Crescimento económico
Ouve-se agora que a economia moçambicana não pode crescer aos ritmos anteriores (cerca de
Crescimento e desenvolvimento
Também se tem dito que em Moçambique tem havido crescimento mas ainda não há desenvolvimento. Mas tem sido assim quase sempre na nossa história! O que revelam os indicadores da pobreza, as desigualdades na distribuição do rendimento, o Índice de Desenvolvimento Humano, os estudos de nutrição, os indicadores da saúde, e tantos outros? Porquê agora esse discurso? Será que o discurso prepara algum a publicação de algum documento oficial onde está evidente que a pobreza se agravou nos últimos anos? Seria interessante que quando se diz não haver desenvolvimento, também se explicitasse o que significa esse conceito. E como se concretiza. Slogans económicos contraditos pela prática da política económica e suportados por máquinas de propaganda e caixas de resonância já existem suficientes.
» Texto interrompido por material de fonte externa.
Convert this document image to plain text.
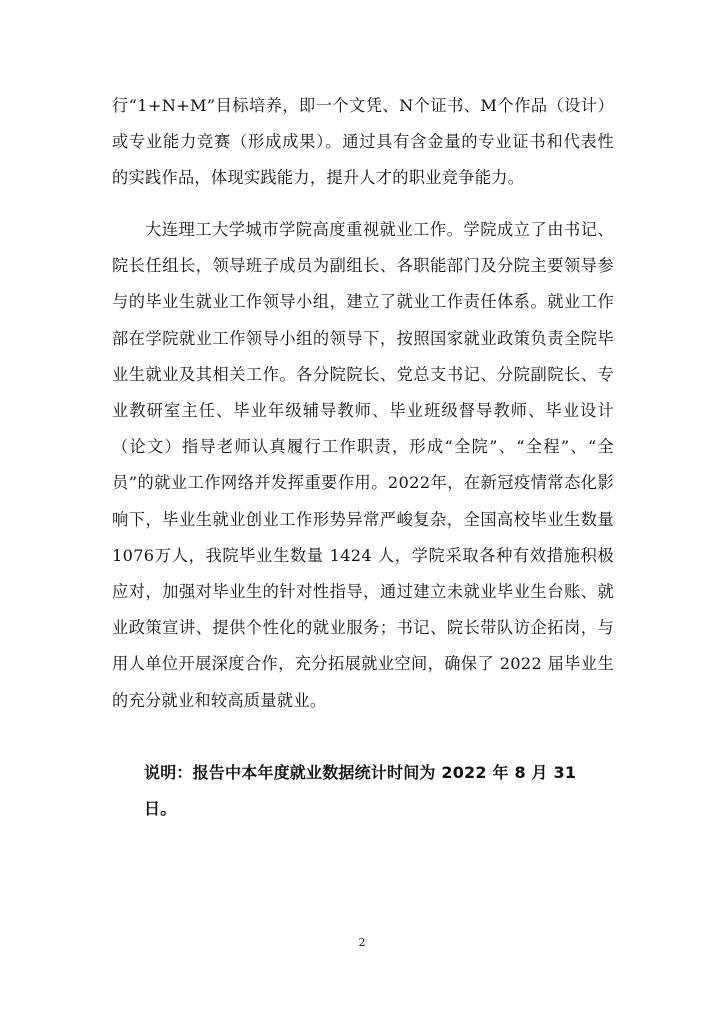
行“1+N+M”目标培养，即一个文凭、N个证书、M个作品（设计）或专业能力竞赛（形成成果）。通过具有含金量的专业证书和代表性的实践作品，体现实践能力，提升人才的职业竞争能力。
大连理工大学城市学院高度重视就业工作。学院成立了由书记、院长任组长，领导班子成员为副组长、各职能部门及分院主要领导参与的毕业生就业工作领导小组，建立了就业工作责任体系。就业工作部在学院就业工作领导小组的领导下，按照国家就业政策负责全院毕业生就业及其相关工作。各分院院长、党总支书记、分院副院长、专业教研室主任、毕业年级辅导教师、毕业班级督导教师、毕业设计（论文）指导老师认真履行工作职责，形成“全院”、“全程”、“全员”的就业工作网络并发挥重要作用。2022年，在新冠疫情常态化影响下，毕业生就业创业工作形势异常严峻复杂，全国高校毕业生数量 1076万人，我院毕业生数量 1424 人，学院采取各种有效措施积极应对，加强对毕业生的针对性指导，通过建立未就业毕业生台账、就业政策宣讲、提供个性化的就业服务；书记、院长带队访企拓岗，与用人单位开展深度合作，充分拓展就业空间，确保了 2022 届毕业生的充分就业和较高质量就业。
说明：报告中本年度就业数据统计时间为 2022 年 8 月 31 日。
2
Investimento na agricultura
Diz-se que há pouco investimento na agricultura. Mas porquê agora quando essa realidade tem mais de duas décadas, o que é contrário ao discurso político que refere a agricultura como base do desenvolvimento? E se for retirado o investimento nas culturas de exportação (açúcar, algodão, tabaco e florestas) o que resta não alcançará os 3 ou 4% do investimento total. Qual a prioridade da produção alimentar e dos camponeses que produzem a quase totalidade dos alimentos? E o combate à pobreza passa necessariamente por mais produção de alimentos? Qual dos endinheirados e capitalistas moçambicanos já investiu seriamente na produção de culturas alimentares?
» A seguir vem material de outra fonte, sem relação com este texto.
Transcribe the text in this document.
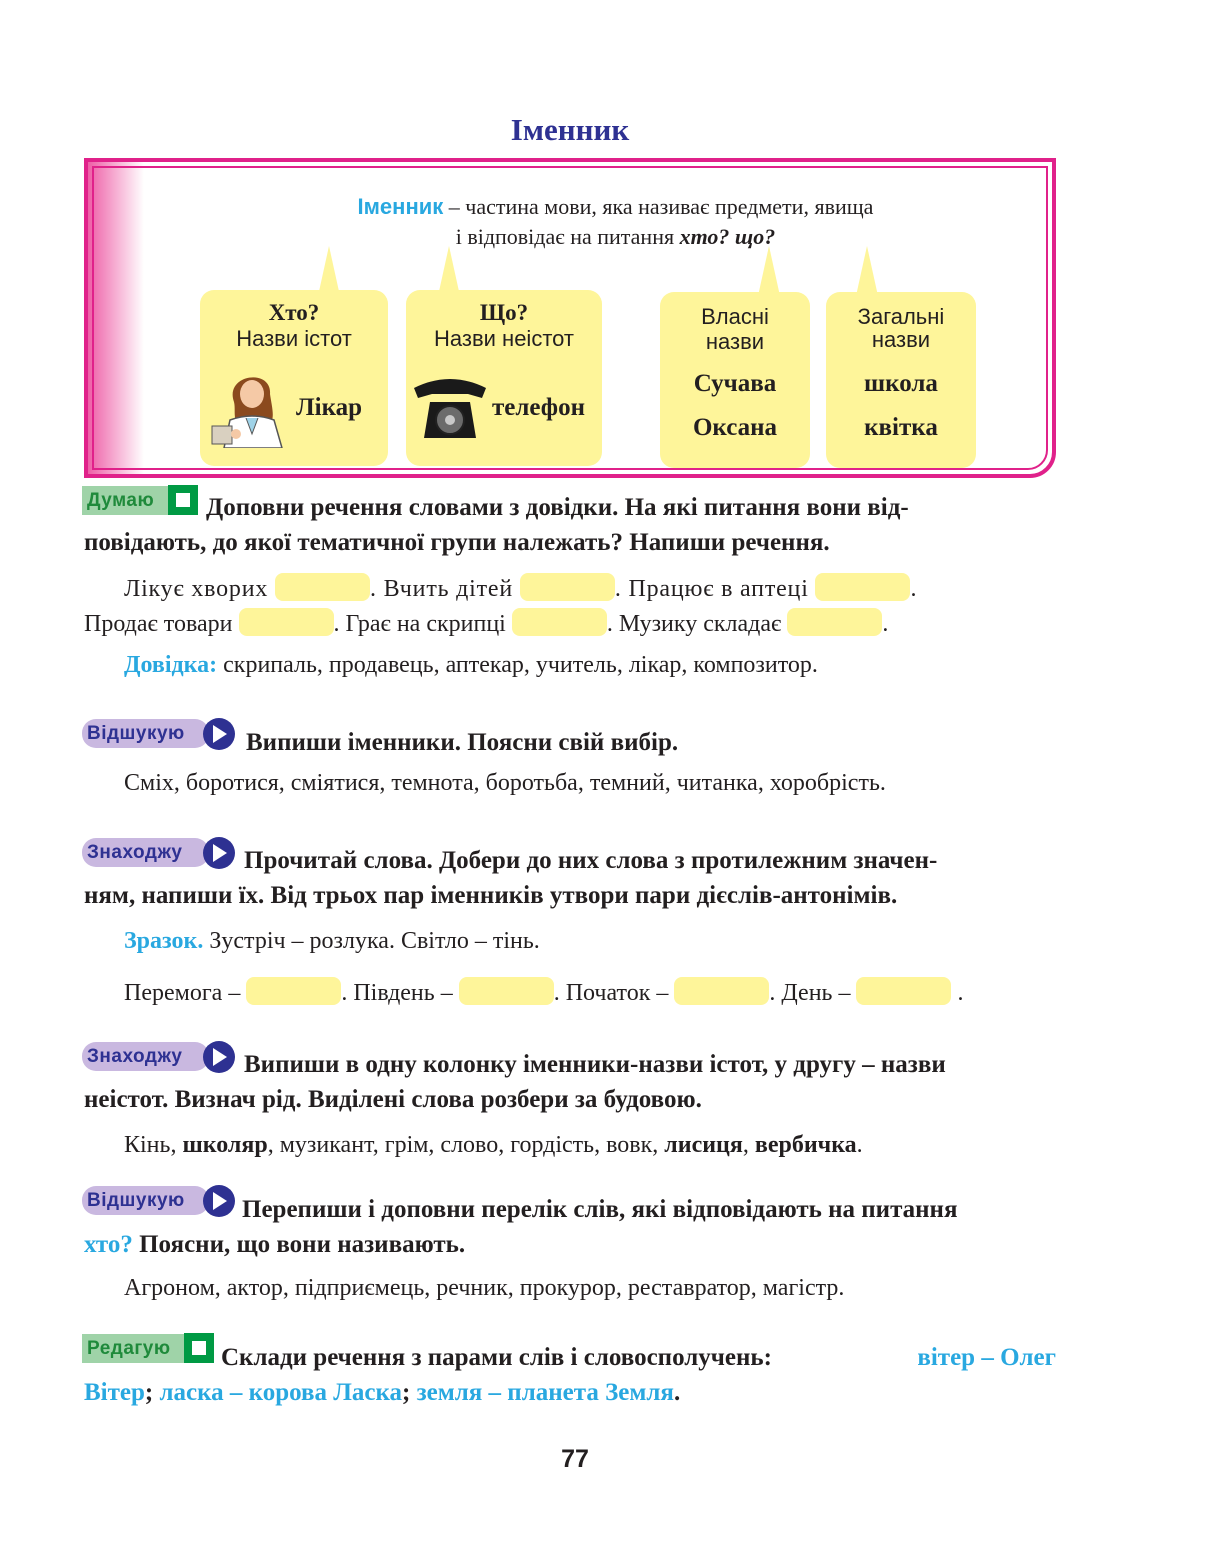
Іменник
Іменник – частина мови, яка називає предмети, явища
і відповідає на питання хто? що?
Хто?
Назви істот
Лікар
Що?
Назви неістот
телефон
Власні
назви
Сучава
Оксана
Загальні
назви
школа
квітка
Думаю	Доповни речення словами з довідки. На які питання вони від-
повідають, до якої тематичної групи належать? Напиши речення.
Лікує хворих	. Вчить дітей	. Працює в аптеці	.
Продає товари	. Грає на скрипці	. Музику складає	.
Довідка: скрипаль, продавець, аптекар, учитель, лікар, композитор.
Відшукую	Випиши іменники. Поясни свій вибір.
Сміх, боротися, сміятися, темнота, боротьба, темний, читанка, хоробрість.
Знаходжу	Прочитай слова. Добери до них слова з протилежним значен-
ням, напиши їх. Від трьох пар іменників утвори пари дієслів-антонімів.
Зразок. Зустріч – розлука. Світло – тінь.
Перемога –	. Південь –	. Початок –	. День –	.
Знаходжу	Випиши в одну колонку іменники-назви істот, у другу – назви
неістот. Визнач рід. Виділені слова розбери за будовою.
Кінь, школяр, музикант, грім, слово, гордість, вовк, лисиця, вербичка.
Відшукую	Перепиши і доповни перелік слів, які відповідають на питання
хто? Поясни, що вони називають.
Агроном, актор, підприємець, речник, прокурор, реставратор, магістр.
Редагую	Склади речення з парами слів і словосполучень:	вітер – Олег
Вітер; ласка – корова Ласка; земля – планета Земля.
77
Modelos do ajustamento estrutural
Já se diz que é preciso rever o modelo do ajustamento estrutural aplicado a partir de finais dos anos oitenta. Há tantos estudos sobre diversas economias que revelam claramente que em grande parte dos casos o ajustamento das instituições de Bretton Woods produzem pobreza, desigualdades sociais, debilidade do Estado, assimetrias espaciais, secundarização da agricultura e do meio rural, atrofiamento do mercado interno, dependência económica e tanto mais? E não foi isso que aconteceu em Moçambique nos últimos vinte anos? Mas qual será essa revisão?
Resumo
Algumas análises económicas parecem estarem a sair, por razões óbvias, da categoria de matéria tabu. Quiçá produzindo outros tabus e slogans. Em relação a uns quantos assuntos, começa-se a aceitar que afinal a economia não vai assim tão bem. Em outros aspectos persiste-se na manipulação e por vezes com afirmações tecnicamente erradas. A mudança ou o ajustamento do discurso pode ainda reflectir o reconhecimento das realidades se estarem a tornar incontornáveis e não mais camufláveis. Estamos perante discursos mais realistas ou de discursos preparatórios da opinião pública e do posicionamento governamental perante as evidências das realidades?